Controlling Air Leaks Using Free Pericardial Fat Pads as Surgical Sealant in Pulmonary Resection

2015 
Background This study evaluated the feasibility and efficacy of a new operative method for controlling intraoperative air leaks using free pericardial fat pads as a covering sealant in pulmonary resection. Methods To manage air leaks that must be controlled in pulmonary resection at the first water sealing test, collected free pericardial fat was used as a covering sealant and sewn on by the suture closing the lesion. In cases of uncontrolled air leaks at the second sealing test, fibrin glue was used to fill the residual lesion between the fat and visceral pleura. Fifty-one eligible patients were enrolled in this study to evaluate the duration of postoperative air leaks and the condition of the implanted fat on chest computed tomography (CT) 6 months later. Results The mean duration of postoperative air leaks was 1.05 ± 1.84 days in the 39 cases that received the pericardial fat covering technique only and 2.66 ± 3.42 days in the 12 cases that received the pericardial fat covering technique combined with fibrin glue.

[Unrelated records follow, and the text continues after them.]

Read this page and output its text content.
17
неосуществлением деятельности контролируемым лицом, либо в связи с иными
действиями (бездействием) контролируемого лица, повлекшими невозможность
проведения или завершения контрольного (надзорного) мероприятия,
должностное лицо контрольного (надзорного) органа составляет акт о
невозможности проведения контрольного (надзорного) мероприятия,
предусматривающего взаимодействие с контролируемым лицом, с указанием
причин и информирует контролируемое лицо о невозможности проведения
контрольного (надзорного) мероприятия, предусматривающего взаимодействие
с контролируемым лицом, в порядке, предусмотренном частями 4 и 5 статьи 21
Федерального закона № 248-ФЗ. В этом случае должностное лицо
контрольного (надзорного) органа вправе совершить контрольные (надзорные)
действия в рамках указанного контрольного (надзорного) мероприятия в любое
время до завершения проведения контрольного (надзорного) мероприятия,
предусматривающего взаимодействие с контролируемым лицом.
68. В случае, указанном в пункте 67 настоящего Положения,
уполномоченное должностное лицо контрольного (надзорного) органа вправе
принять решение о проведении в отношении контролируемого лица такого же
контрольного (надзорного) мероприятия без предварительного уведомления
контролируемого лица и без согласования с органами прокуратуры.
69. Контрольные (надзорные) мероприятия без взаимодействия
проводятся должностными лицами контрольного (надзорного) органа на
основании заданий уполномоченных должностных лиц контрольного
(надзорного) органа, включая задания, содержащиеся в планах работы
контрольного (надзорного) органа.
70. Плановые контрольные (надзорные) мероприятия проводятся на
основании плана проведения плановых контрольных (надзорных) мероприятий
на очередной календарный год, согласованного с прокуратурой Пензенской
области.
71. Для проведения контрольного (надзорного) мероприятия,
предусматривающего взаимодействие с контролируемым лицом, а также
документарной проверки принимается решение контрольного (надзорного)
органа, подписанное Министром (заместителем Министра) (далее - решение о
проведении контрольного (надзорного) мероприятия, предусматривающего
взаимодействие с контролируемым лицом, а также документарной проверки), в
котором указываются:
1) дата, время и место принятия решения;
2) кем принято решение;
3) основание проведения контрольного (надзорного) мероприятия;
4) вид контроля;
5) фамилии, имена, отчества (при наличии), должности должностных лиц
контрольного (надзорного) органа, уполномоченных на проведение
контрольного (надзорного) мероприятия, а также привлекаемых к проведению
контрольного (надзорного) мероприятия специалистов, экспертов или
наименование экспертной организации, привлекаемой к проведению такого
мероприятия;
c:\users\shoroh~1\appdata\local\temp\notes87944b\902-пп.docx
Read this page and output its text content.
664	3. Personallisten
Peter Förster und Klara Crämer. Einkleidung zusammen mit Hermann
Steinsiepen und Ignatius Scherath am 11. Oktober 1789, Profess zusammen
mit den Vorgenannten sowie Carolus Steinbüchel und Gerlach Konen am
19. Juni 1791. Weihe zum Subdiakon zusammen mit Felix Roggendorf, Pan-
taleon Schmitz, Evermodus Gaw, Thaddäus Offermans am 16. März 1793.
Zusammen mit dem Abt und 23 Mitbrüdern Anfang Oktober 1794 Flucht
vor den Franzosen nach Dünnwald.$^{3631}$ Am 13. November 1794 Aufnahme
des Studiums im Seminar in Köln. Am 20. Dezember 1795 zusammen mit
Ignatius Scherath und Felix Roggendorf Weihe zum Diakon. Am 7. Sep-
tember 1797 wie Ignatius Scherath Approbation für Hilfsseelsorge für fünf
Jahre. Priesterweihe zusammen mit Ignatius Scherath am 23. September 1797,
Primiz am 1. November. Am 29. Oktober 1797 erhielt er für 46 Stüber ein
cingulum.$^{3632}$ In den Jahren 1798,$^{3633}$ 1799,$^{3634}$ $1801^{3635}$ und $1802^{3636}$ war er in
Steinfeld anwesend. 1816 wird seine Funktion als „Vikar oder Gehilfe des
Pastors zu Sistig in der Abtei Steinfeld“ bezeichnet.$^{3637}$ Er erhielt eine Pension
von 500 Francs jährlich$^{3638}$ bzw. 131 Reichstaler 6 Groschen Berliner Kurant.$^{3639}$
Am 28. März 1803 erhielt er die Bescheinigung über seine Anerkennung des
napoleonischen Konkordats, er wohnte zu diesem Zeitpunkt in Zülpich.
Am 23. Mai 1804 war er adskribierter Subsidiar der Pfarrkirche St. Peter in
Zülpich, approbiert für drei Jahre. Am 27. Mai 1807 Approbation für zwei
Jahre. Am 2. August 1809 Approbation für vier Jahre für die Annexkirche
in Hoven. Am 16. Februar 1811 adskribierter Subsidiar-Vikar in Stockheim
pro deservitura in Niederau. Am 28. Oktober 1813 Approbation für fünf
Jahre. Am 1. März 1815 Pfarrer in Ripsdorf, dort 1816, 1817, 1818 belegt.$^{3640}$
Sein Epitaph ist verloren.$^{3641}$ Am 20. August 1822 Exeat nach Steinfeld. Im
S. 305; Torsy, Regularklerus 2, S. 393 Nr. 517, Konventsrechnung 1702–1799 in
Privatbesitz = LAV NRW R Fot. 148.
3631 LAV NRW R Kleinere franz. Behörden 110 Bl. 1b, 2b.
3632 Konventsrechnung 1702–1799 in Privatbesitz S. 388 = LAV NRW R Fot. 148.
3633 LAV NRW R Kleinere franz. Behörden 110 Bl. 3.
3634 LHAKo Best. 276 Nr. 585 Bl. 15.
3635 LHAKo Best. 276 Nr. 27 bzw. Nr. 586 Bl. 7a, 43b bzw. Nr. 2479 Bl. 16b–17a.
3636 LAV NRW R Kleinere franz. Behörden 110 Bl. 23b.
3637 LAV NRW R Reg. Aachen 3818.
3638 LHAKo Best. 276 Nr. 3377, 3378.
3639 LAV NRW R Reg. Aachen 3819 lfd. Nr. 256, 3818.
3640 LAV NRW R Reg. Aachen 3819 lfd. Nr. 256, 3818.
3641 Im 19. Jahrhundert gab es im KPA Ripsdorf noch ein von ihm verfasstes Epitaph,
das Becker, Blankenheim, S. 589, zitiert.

Prolonged alveolar air leaks occurred in 1 case and 2 cases, respectively. No cases required conversion to conventional methods, and there were no further adverse events. On follow-up chest CT approximately 62.7% of obvious engrafted fat survived. Conclusions Using free pericardial fat pads as a sealant to control air leaks in pulmonary resection is safe and has good feasibility and potent efficacy. This new method can be an innovative technique for preventing prolonged air leaks.